Ordered that a Copy of the foregoing resolution be transmitted by the Delegates of each Colony, to their respective Assemblies, Conventions, or Councils or Committees of Safety.

This Resolution and Order was indeed assuming the Powers of Government in a manner as offensive, as the Measures We proposed could have been: But it left all the Powers of Government in the hands of Assemblies, Conventions and Committees, which composed a Scaene of much Confusion and Injustice the Continuance of which was much dreaded by me, as tending to injure the Morals of the People and destroy their habits of order, and Attachment to regular Government. However I could do nothing but represent and remonstrate: The Vote as yet was against me.

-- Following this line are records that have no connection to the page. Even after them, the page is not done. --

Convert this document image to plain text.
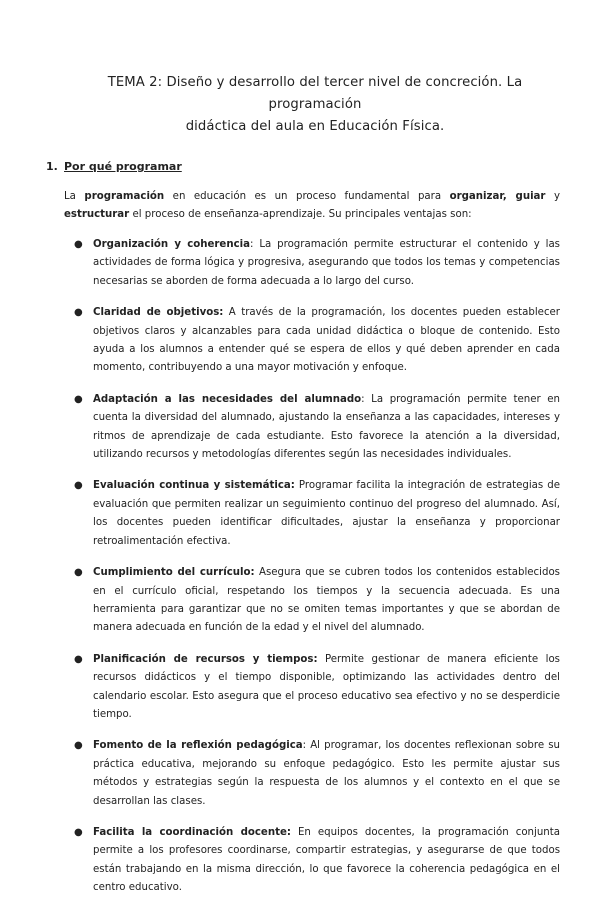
TEMA 2: Diseño y desarrollo del tercer nivel de concreción. La programación
didáctica del aula en Educación Física.
1. Por qué programar

La programación en educación es un proceso fundamental para organizar, guiar y estructurar el proceso de enseñanza-aprendizaje. Su principales ventajas son:

● Organización y coherencia: La programación permite estructurar el contenido y las actividades de forma lógica y progresiva, asegurando que todos los temas y competencias necesarias se aborden de forma adecuada a lo largo del curso.
● Claridad de objetivos: A través de la programación, los docentes pueden establecer objetivos claros y alcanzables para cada unidad didáctica o bloque de contenido. Esto ayuda a los alumnos a entender qué se espera de ellos y qué deben aprender en cada momento, contribuyendo a una mayor motivación y enfoque.
● Adaptación a las necesidades del alumnado: La programación permite tener en cuenta la diversidad del alumnado, ajustando la enseñanza a las capacidades, intereses y ritmos de aprendizaje de cada estudiante. Esto favorece la atención a la diversidad, utilizando recursos y metodologías diferentes según las necesidades individuales.
● Evaluación continua y sistemática: Programar facilita la integración de estrategias de evaluación que permiten realizar un seguimiento continuo del progreso del alumnado. Así, los docentes pueden identificar dificultades, ajustar la enseñanza y proporcionar retroalimentación efectiva.
● Cumplimiento del currículo: Asegura que se cubren todos los contenidos establecidos en el currículo oficial, respetando los tiempos y la secuencia adecuada. Es una herramienta para garantizar que no se omiten temas importantes y que se abordan de manera adecuada en función de la edad y el nivel del alumnado.
● Planificación de recursos y tiempos: Permite gestionar de manera eficiente los recursos didácticos y el tiempo disponible, optimizando las actividades dentro del calendario escolar. Esto asegura que el proceso educativo sea efectivo y no se desperdicie tiempo.
● Fomento de la reflexión pedagógica: Al programar, los docentes reflexionan sobre su práctica educativa, mejorando su enfoque pedagógico. Esto les permite ajustar sus métodos y estrategias según la respuesta de los alumnos y el contexto en el que se desarrollan las clases.
● Facilita la coordinación docente: En equipos docentes, la programación conjunta permite a los profesores coordinarse, compartir estrategias, y asegurarse de que todos están trabajando en la misma dirección, lo que favorece la coherencia pedagógica en el centro educativo.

[Fryday March 15. 1776.] JA [Fryday March 15. 1776.] Adams, John
Fryday March 15. 1776.

Fryday March 15. 1776. Congress resolved itself into a Committee of the whole to take into Consideration the State of New York, and after some time the President resumed the Chair and Mr. Harrison reported, that the Committee have come to certain Resolutions. These may be seen in the Journal and relate wholly to the defence of New York.1

This is the first Appearance of Mr. Harrison as Chairman of the Committee of the whole. The President Mr. Hancock had hitherto nominated Governor Ward of Rhode Island to that conspicuous distinction. Mr. Harrison had courted Mr. Hancock, and Mr. Hancock had courted Mr. Duane, Mr. Dickenson and their Party, and leaned 371so partially in their favour, that Mr. Samuel Adams had become very bitter against Mr. Hancock and spoke of him with great Asperity, in private Circles, and this Alienation between them continued from this time till the Year 1789, thirteen Years, when they were again reconciled. Governor Ward was become extreamly Obnoxious to Mr. Hancocks Party by his zealous Attachment to Mr. Samuel Adams and Mr. Richard Henry Lee. Such I supposed were the motives which excited Mr. Hancock, to bring forward Mr. Harrison.2

Although Harrison was another Sir John Falstaff, excepting in his Larcenies and Robberies, his Conversation disgusting to every Man of Delicacy or decorum, Obscaene, profane, impious, perpetually ridiculing the Bible, calling it the Worst Book in the World, yet as I saw he was to be often nominated with Us in Business, I took no notice of his Vices or Follies, but treated him and Mr. Hancock too with uniform Politeness. I was however, too intimate with Mr. Lee, Mr. Adams, Mr. Ward &c. to escape the Jealousy and Malignity of their Adversaries. Hence I suppose the Calumnies that were written or otherwise insinuated into the Minds of the Army that I was an Enemy to Washington, in favour of an annual Election of a General, against Enlisting Troops during the War &c. &c. all utterly false and groundless.3

1.

JCC , 4:206–207.

2.

Ward may have already been ill with smallpox, of which he died on 26 March; see the entry of that date below. But JA's own extracts above show that Harrison had been named chairman of a committee of the whole as early as 5 March.

3.

An adequate explanation of these allusions would require a short monograph on the relations of JA and Washington and particularly on the charges sometimes encountered that JA participated in what has come to be called “the Conway Cabal.” For the worst of the allegations against JA see John C. Fitzpatrick, George Washington Himself, Indianapolis, 1933, ch. 48; and for a refutation see Bernhard Knollenberg, Washington and the Revolution: A Reappraisal, N.Y., 1940, ch. 7, including the important appendix thereto. In an appendix on “Rush and Washington,” in Benjamin Rush's Letters , 2:1197–1208, L. H. Butterfield has dealt with aspects of the JA–Washington relationship and concluded that Fitzpatrick's delineation of JA as Washington's spiteful rival during the Revolution is caricature rather than history.